The limits I chose do not create a long enough series of 1’s and 0’s to give true, non-repetitive randomness but take a step back. Look at the results from just 10 generated values:

This chart shows the results of 10 experiments with the circuit along with the counts of each output. You can see it is an even distribution from a probability of each gate being 1 or 0 at 50%. I would think that this distribution would change as duplicates are found. At that point, the circuit might grow to add more complexity.

So, is this a TRNG? If I keep trying with a substantially large quantum circuit, will a pattern emerge?

The theory is that a pattern will not emerge. The nature of the various waves and fields that spin qubits is considered unpredictable therefore making this a TRNG. Is everything fully understood, though? 

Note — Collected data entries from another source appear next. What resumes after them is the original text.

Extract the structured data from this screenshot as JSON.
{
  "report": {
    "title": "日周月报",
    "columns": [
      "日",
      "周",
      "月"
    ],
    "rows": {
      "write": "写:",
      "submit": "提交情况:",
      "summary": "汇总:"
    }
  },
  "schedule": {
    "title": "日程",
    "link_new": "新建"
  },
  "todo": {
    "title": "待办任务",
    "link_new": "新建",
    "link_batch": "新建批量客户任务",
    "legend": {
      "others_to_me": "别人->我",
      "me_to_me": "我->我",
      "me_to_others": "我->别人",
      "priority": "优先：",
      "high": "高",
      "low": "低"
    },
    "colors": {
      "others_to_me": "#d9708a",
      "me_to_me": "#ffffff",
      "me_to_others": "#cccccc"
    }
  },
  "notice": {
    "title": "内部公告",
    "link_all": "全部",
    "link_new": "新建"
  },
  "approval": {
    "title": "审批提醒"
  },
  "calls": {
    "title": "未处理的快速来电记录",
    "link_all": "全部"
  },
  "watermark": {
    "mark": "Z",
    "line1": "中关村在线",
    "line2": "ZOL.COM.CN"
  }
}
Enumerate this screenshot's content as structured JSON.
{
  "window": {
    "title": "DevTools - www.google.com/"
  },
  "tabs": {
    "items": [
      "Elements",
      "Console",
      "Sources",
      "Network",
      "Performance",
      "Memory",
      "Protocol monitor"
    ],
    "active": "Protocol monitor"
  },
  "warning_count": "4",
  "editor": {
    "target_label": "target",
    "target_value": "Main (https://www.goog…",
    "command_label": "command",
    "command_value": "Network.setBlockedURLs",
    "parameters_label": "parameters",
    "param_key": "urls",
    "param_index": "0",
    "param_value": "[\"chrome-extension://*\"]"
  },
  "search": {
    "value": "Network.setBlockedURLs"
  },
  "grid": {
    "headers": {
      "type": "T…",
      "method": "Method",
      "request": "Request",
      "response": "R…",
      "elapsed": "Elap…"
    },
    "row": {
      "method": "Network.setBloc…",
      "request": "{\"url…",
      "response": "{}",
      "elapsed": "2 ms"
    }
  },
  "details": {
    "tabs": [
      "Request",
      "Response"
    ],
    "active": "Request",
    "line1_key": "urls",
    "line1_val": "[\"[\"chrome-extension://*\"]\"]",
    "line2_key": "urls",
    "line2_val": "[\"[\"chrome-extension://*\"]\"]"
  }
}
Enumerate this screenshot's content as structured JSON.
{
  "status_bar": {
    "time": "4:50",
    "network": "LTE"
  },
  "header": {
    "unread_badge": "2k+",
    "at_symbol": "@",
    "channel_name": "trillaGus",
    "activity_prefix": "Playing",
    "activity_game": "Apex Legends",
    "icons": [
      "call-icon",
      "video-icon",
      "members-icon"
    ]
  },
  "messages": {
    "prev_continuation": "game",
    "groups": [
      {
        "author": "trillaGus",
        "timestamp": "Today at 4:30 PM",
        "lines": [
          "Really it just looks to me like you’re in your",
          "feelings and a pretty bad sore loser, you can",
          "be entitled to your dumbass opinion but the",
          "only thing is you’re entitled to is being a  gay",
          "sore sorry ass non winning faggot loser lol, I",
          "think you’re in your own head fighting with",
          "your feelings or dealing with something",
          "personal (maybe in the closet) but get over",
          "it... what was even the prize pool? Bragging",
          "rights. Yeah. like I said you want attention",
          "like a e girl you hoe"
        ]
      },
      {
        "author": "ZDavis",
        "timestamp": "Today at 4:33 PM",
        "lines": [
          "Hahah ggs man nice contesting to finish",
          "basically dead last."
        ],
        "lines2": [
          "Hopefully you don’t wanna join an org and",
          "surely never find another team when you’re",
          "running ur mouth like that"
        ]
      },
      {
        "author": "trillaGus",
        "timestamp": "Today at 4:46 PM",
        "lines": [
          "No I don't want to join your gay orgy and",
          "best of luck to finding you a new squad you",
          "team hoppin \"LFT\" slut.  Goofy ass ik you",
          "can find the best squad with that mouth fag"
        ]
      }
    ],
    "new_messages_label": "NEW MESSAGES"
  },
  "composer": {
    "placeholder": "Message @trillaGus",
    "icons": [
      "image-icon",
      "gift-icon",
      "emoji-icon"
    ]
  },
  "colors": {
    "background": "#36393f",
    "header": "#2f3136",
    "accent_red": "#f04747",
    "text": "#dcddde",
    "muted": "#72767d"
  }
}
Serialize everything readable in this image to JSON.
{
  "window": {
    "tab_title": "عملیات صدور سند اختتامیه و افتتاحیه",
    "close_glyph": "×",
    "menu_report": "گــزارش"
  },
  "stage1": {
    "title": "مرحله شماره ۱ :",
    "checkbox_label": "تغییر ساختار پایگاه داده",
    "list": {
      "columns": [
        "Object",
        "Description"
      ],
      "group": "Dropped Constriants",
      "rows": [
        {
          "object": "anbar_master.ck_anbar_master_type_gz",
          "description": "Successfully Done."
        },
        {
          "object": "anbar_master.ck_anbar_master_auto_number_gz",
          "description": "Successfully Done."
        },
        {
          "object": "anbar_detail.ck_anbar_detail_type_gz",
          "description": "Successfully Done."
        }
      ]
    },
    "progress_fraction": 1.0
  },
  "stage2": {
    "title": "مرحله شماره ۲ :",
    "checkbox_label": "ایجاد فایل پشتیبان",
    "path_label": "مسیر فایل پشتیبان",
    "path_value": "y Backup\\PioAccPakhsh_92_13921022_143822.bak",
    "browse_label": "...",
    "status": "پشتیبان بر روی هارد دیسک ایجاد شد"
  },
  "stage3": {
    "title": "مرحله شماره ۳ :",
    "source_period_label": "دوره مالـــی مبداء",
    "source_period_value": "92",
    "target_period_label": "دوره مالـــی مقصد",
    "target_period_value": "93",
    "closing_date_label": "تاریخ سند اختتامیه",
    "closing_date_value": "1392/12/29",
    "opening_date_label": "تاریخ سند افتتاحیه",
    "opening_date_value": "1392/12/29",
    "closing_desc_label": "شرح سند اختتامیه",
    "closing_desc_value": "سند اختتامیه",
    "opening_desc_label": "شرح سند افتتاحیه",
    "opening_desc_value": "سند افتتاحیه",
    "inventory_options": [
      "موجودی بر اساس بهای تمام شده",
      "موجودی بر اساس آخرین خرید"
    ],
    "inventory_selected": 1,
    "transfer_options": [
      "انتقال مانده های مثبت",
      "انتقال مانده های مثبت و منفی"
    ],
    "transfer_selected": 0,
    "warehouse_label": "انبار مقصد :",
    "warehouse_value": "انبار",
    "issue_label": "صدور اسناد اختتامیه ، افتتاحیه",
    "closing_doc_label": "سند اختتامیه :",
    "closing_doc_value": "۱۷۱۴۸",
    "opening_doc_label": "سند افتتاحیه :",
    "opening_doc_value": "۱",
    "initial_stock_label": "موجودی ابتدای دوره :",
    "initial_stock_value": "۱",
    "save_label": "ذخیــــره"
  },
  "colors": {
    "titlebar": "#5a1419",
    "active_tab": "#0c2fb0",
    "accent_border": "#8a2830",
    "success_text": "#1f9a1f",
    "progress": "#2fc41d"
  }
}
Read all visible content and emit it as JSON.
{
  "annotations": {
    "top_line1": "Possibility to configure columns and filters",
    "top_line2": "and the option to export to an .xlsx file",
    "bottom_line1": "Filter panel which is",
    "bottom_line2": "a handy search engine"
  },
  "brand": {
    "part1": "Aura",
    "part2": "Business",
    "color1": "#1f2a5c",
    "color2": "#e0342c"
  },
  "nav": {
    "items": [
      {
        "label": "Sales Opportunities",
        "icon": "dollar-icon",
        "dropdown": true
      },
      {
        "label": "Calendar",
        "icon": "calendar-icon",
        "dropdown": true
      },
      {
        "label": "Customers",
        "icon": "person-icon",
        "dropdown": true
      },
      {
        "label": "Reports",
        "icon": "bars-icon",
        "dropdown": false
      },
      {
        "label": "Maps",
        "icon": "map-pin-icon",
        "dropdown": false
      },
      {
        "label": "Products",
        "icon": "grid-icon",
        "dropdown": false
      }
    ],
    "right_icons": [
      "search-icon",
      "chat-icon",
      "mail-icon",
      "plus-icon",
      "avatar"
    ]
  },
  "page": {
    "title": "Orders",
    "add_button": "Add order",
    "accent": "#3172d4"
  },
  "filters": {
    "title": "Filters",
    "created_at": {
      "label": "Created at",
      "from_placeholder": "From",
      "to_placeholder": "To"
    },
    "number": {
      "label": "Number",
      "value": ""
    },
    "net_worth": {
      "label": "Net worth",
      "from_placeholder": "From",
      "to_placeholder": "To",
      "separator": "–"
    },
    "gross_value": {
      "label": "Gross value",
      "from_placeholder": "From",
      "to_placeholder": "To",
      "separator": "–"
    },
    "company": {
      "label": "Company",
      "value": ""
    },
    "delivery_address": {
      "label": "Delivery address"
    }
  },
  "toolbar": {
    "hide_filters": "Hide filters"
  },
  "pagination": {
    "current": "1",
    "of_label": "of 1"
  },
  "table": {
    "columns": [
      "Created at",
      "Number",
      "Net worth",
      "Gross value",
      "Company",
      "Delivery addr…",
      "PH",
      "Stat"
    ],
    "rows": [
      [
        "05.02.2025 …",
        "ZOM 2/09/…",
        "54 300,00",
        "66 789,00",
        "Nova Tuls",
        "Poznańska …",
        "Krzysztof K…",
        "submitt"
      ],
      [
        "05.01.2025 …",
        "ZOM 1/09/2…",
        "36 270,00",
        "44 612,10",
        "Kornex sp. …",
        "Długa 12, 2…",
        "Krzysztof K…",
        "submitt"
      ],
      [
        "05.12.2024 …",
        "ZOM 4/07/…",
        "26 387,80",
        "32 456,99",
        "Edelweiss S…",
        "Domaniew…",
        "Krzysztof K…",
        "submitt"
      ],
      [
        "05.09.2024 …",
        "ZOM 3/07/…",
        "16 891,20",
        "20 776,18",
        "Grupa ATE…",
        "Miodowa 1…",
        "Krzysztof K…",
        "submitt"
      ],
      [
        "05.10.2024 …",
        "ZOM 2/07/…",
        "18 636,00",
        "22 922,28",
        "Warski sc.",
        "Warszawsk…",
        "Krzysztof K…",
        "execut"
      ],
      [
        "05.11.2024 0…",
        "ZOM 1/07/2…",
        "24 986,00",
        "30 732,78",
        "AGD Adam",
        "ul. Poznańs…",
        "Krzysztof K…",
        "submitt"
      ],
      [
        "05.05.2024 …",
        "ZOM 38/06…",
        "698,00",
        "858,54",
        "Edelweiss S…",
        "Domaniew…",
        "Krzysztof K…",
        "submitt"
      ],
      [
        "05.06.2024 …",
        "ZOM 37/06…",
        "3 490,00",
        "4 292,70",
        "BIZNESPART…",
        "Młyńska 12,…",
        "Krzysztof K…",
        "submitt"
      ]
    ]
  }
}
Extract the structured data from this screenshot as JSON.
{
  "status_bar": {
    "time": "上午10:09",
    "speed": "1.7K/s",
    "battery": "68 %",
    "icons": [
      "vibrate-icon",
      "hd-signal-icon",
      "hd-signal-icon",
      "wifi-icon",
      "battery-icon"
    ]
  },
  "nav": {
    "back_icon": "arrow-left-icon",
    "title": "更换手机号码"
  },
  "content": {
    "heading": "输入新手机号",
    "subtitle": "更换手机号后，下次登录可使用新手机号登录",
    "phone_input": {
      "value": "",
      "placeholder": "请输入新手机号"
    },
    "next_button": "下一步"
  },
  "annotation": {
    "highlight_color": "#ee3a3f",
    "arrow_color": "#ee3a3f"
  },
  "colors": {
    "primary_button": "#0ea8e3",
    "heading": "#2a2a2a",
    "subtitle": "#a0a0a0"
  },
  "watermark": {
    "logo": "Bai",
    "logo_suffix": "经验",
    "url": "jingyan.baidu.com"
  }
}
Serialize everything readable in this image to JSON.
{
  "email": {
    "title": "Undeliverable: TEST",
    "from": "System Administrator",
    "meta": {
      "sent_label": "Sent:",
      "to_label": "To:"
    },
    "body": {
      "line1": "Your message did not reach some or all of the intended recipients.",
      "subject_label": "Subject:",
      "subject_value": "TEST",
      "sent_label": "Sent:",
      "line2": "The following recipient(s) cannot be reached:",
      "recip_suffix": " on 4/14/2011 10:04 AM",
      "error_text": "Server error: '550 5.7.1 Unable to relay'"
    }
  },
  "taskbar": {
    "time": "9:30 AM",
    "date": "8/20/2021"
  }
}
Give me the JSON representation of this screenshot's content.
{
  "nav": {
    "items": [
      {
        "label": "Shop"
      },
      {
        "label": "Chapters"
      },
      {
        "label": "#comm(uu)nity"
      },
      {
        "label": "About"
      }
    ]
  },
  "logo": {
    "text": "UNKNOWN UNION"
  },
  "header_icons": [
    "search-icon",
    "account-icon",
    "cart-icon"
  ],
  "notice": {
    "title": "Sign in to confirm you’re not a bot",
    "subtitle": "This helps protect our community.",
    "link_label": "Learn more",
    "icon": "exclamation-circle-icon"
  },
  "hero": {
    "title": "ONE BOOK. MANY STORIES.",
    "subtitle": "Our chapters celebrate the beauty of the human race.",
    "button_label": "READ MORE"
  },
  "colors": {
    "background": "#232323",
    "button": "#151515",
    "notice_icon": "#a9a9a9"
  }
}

Could everyone agree that this is truly unpredictable or is it only unpredictable with our current knowledge and skills? Mankind’s knowledge should always be growing. It would be such a waste of our gifts to say that we can know no more. Instead, it should be said that this is what we know as of now, but we will see what can be done tomorrow.

Next Time

This seems like a good spot to pause and think about RNGs. Is anything truly random or is it our naïve understanding of creation that is holding us back? This topic is certainly worth further exploration.

For the next in the series, I will explore how the quality of a RNG can be determined. From early experimentation, there are various methods that include some statistical analysis. I am not sure where it will lead but as they say every journey starts with a single step (or line of code).

Thank you for your time. Have a great day!

Appendix

Code

The code provided here is truly in an AS-IS condition. I change the code often to experiment in many ways. It might not be in an ideal state. Use at your own risk.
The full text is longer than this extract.